By 1945, when the British soldiers came with chocolate and cigarettes, my mother had typhus and was so sick she had no memory of them. She did recall the chocolate bars, however, and in her drawer in the bedroom, she still kept the wrapper from the first one she was given after the war.
It was then, while lying in the hospital recovering, that my mother had met my father. He was an American GI who had come to visit someone else in the ward. Mama was in bed, still weak from typhus, half bald from malnutrition and with her arm bandaged from wrist to elbow because of a septic cut.
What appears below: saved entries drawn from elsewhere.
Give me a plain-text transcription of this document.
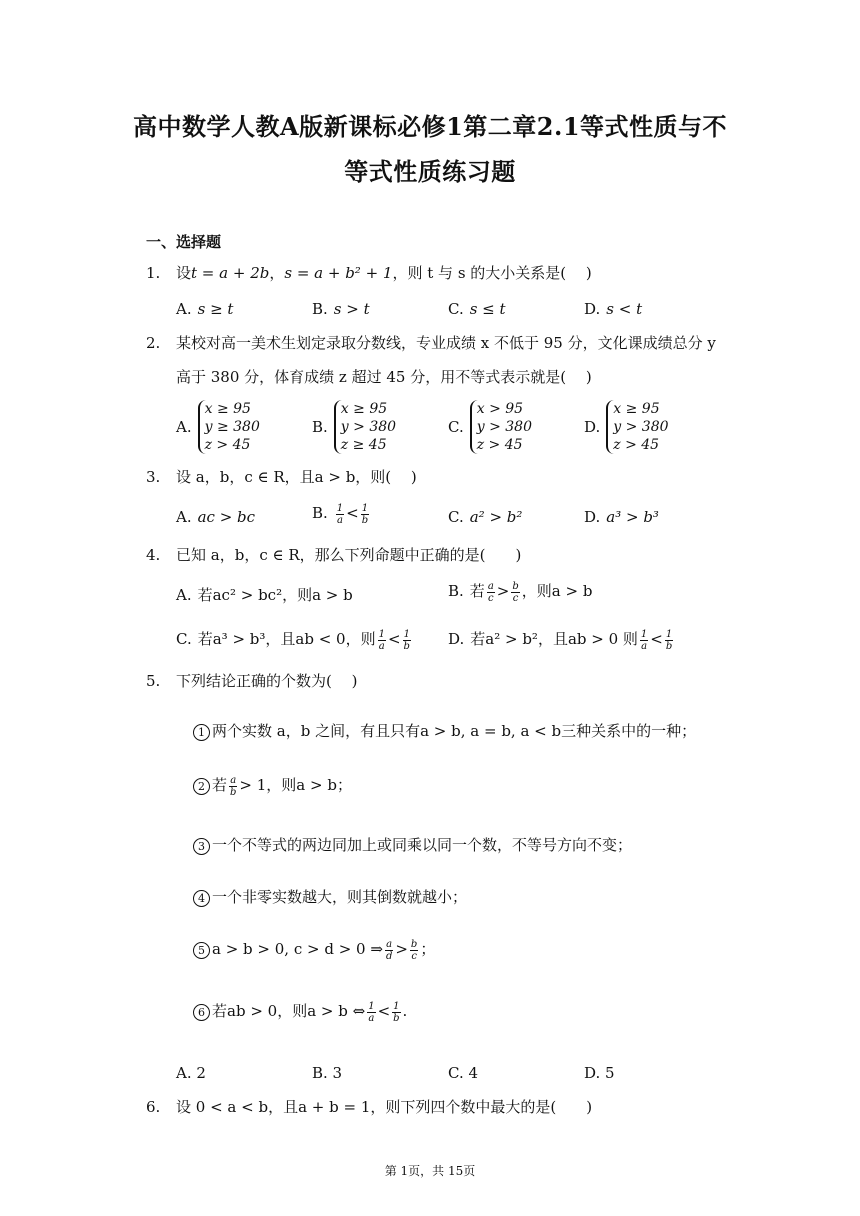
高中数学人教A版新课标必修1第二章2.1等式性质与不
等式性质练习题
一、选择题
1. 设t = a + 2b，s = a + b² + 1，则 t 与 s 的大小关系是(　 )
A. s ≥ t	B. s > t	C. s ≤ t	D. s < t
2. 某校对高一美术生划定录取分数线，专业成绩 x 不低于 95 分，文化课成绩总分 y
高于 380 分，体育成绩 z 超过 45 分，用不等式表示就是(　 )
A.x ≥ 95
y ≥ 380
z > 45
B.x ≥ 95
y > 380
z ≥ 45
C.x > 95
y > 380
z > 45
D.x ≥ 95
y > 380
z > 45
3. 设 a，b，c ∈ R，且a > b，则(　 )
A. ac > bc	B. $\frac{1}{a} < \frac{1}{b}$	C. a² > b²	D. a³ > b³
4. 已知 a，b，c ∈ R，那么下列命题中正确的是(　　)
A. 若ac² > bc²，则a > b	B. 若 $\frac{a}{c} > \frac{b}{c}$ ，则a > b
C. 若a³ > b³，且ab < 0，则 $\frac{1}{a} < \frac{1}{b} D$. 若a² > b²，且ab > 0 则 $\frac{1}{a} < \frac{1}{b}$
5. 下列结论正确的个数为(　 )
1 两个实数 a，b 之间，有且只有a > b, a = b, a < b三种关系中的一种；
2 若 $\frac{a}{b} > 1$，则a > b；
3 一个不等式的两边同加上或同乘以同一个数，不等号方向不变；
4 一个非零实数越大，则其倒数就越小；
5 a > b > 0, c > d > 0 ⇒ $\frac{a}{d} > \frac{b}{c}$ ；
6 若ab > 0，则a > b ⇔ $\frac{1}{a} < \frac{1}{b}$ .
A. 2	B. 3	C. 4	D. 5
6. 设 0 < a < b，且a + b = 1，则下列四个数中最大的是(　　)
第 1页，共 15页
As my dad was walking down the aisle between the rows of beds, Mama, who was trying to eat soup with the wrong hand, dropped not only her spoon but the tray and bowl as well. Soup went everywhere. My father bent down to retrieve the rolling soup bowl. When he stood up and gave it back to her, that was it, he said. He loved her instantly, bandage, bald head, soup and all. Whether that’s precisely how it happened, it’s hard to say. My father always has been a romantic.